Hello, so I am a complete noob to woodworking other than just hammering pieces together so I am not sure how to proceed with this. Basically, I make big jenga blocks using 2x3 pieces of regular stud pine wood and sand it with 80grit paper. The problem is that even though I try to smooth it out, the weight of the tower makes it hard to move the blocks around when they are stacked. 

I know I can probably use candle wax and just keep sanding it more, but was wondering if there was a faster way to do this? Someone mentioned a machine (I forget what its called) that instead of sanding it cuts a very thin layer of the wood off, making it very smooth and even. 

I just want to make it slippery, but in a way that will not take too long. Any ideas?
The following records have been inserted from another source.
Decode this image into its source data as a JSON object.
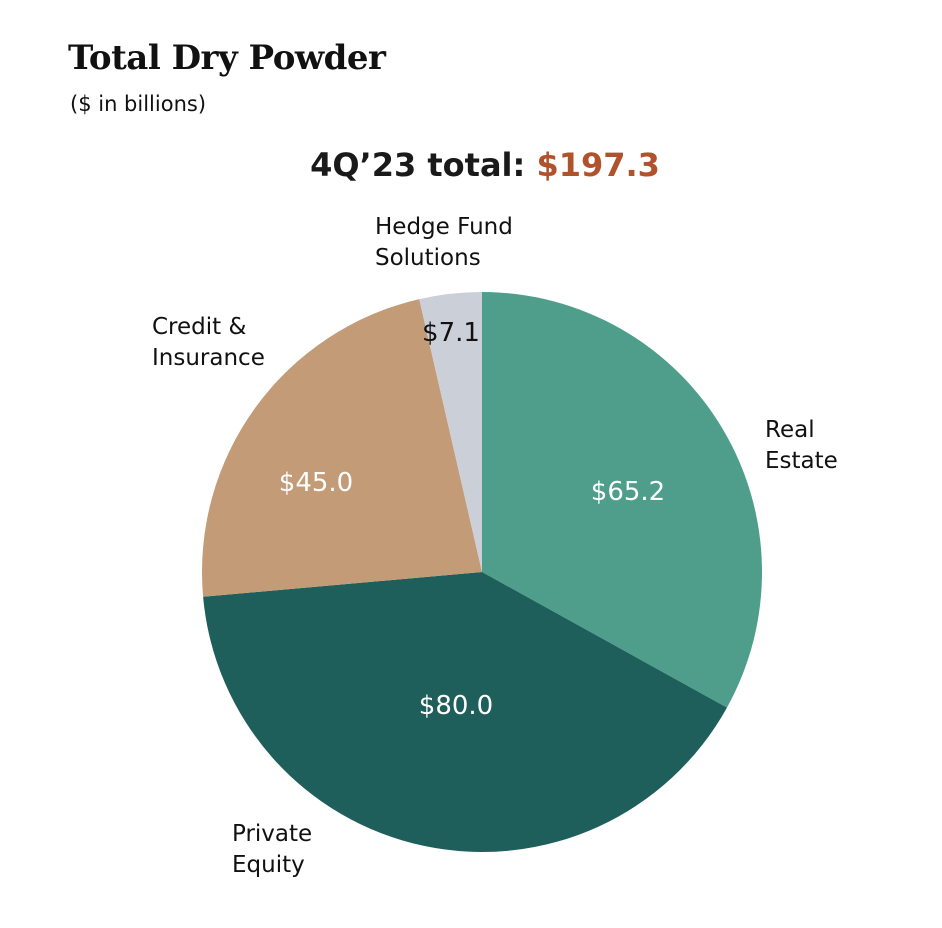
{
  "chart_data": {
    "type": "pie",
    "title": "Total Dry Powder",
    "subtitle": "($ in billions)",
    "total_label": "4Q’23 total:",
    "total_value": "$197.3",
    "start_angle_deg": 0,
    "direction": "clockwise",
    "slices": [
      {
        "name": "Real Estate",
        "label_lines": [
          "Real",
          "Estate"
        ],
        "value": 65.2,
        "value_label": "$65.2",
        "color": "#4e9e8b",
        "value_text_color": "#ffffff"
      },
      {
        "name": "Private Equity",
        "label_lines": [
          "Private",
          "Equity"
        ],
        "value": 80.0,
        "value_label": "$80.0",
        "color": "#1e5e5b",
        "value_text_color": "#ffffff"
      },
      {
        "name": "Credit & Insurance",
        "label_lines": [
          "Credit &",
          "Insurance"
        ],
        "value": 45.0,
        "value_label": "$45.0",
        "color": "#c39b77",
        "value_text_color": "#ffffff"
      },
      {
        "name": "Hedge Fund Solutions",
        "label_lines": [
          "Hedge Fund",
          "Solutions"
        ],
        "value": 7.1,
        "value_label": "$7.1",
        "color": "#cbcfd7",
        "value_text_color": "#111111"
      }
    ],
    "units": "$ in billions"
  }
}
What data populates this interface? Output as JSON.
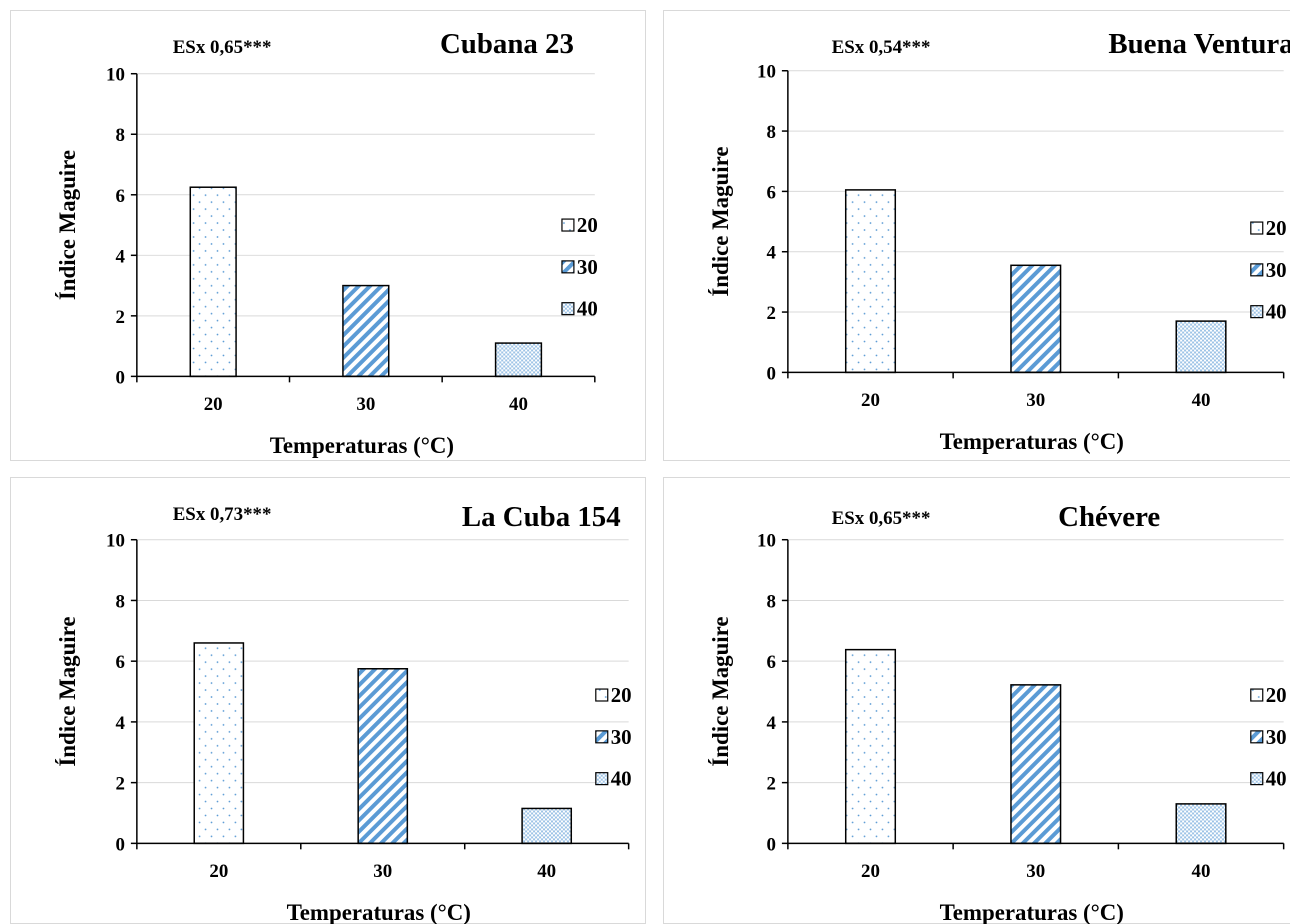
{
  "chart_data": [
    {
      "type": "bar",
      "title": "Cubana 23",
      "annotation": "ESx 0,65***",
      "xlabel": "Temperaturas (°C)",
      "ylabel": "Índice Maguire",
      "categories": [
        "20",
        "30",
        "40"
      ],
      "values": [
        6.25,
        3.0,
        1.1
      ],
      "ylim": [
        0,
        10
      ],
      "yticks": [
        "0",
        "2",
        "4",
        "6",
        "8",
        "10"
      ],
      "grid": true,
      "legend": [
        "20",
        "30",
        "40"
      ],
      "legend_position": "right"
    },
    {
      "type": "bar",
      "title": "Buena Ventura",
      "annotation": "ESx 0,54***",
      "xlabel": "Temperaturas (°C)",
      "ylabel": "Índice Maguire",
      "categories": [
        "20",
        "30",
        "40"
      ],
      "values": [
        6.05,
        3.55,
        1.7
      ],
      "ylim": [
        0,
        10
      ],
      "yticks": [
        "0",
        "2",
        "4",
        "6",
        "8",
        "10"
      ],
      "grid": true,
      "legend": [
        "20",
        "30",
        "40"
      ],
      "legend_position": "right"
    },
    {
      "type": "bar",
      "title": "La Cuba 154",
      "annotation": "ESx 0,73***",
      "xlabel": "Temperaturas (°C)",
      "ylabel": "Índice Maguire",
      "categories": [
        "20",
        "30",
        "40"
      ],
      "values": [
        6.6,
        5.75,
        1.15
      ],
      "ylim": [
        0,
        10
      ],
      "yticks": [
        "0",
        "2",
        "4",
        "6",
        "8",
        "10"
      ],
      "grid": true,
      "legend": [
        "20",
        "30",
        "40"
      ],
      "legend_position": "right"
    },
    {
      "type": "bar",
      "title": "Chévere",
      "annotation": "ESx 0,65***",
      "xlabel": "Temperaturas (°C)",
      "ylabel": "Índice Maguire",
      "categories": [
        "20",
        "30",
        "40"
      ],
      "values": [
        6.38,
        5.22,
        1.3
      ],
      "ylim": [
        0,
        10
      ],
      "yticks": [
        "0",
        "2",
        "4",
        "6",
        "8",
        "10"
      ],
      "grid": true,
      "legend": [
        "20",
        "30",
        "40"
      ],
      "legend_position": "right"
    }
  ],
  "colors": {
    "bar_outline": "#000000",
    "pattern": "#5b9bd5",
    "pattern_light": "#9dc3e6",
    "grid": "#d9d9d9",
    "axis": "#000000",
    "panel_border": "#d9d9d9"
  }
}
Thanks.


----------



## Dave Paine (May 30, 2012)

I am not familiar with the jenga game, so I am not able to picture the blocks.

A table saw with a decent blade can cut wood to a very smooth feel.

If you are not able to cut to the desired smoothness, then you may end up needing to apply some product to fill in the roughness of the wood.

Take a look at SlipIt. One of several options.
http://www.woodcraft.com/product/2004247/9013/slipit-jell-1-pint.aspx


----------



## BassBlaster (Nov 21, 2010)

You need to be sanding way past 80 grit to get these blocks smooth and to make them work properly as a Jenga game they need to match perfectly in size.

The machine your talking about is a planer but you cant plane blocks the size you mention without a sled. They would still require sanding afterward anyhow.

For those wondering what a Jenga game is, it is a game of wood blocks stacked in a staggering pattern. The idea is to remove blocks from the tower without toppeling the tower.


----------



## rayking49 (Nov 6, 2011)

I'd try sanding them up through 220 grit sanpaper. IE, 80, 100, 150, 220.


----------



## sawdustfactory (Jan 30, 2011)

Part of the problem is the weight of the blocks. It's a matter if physics, the heavier the blocks, the mire force it's going to take to move them. That aside, try sanding through 220 or even 320 and then apply several coats of wax.


----------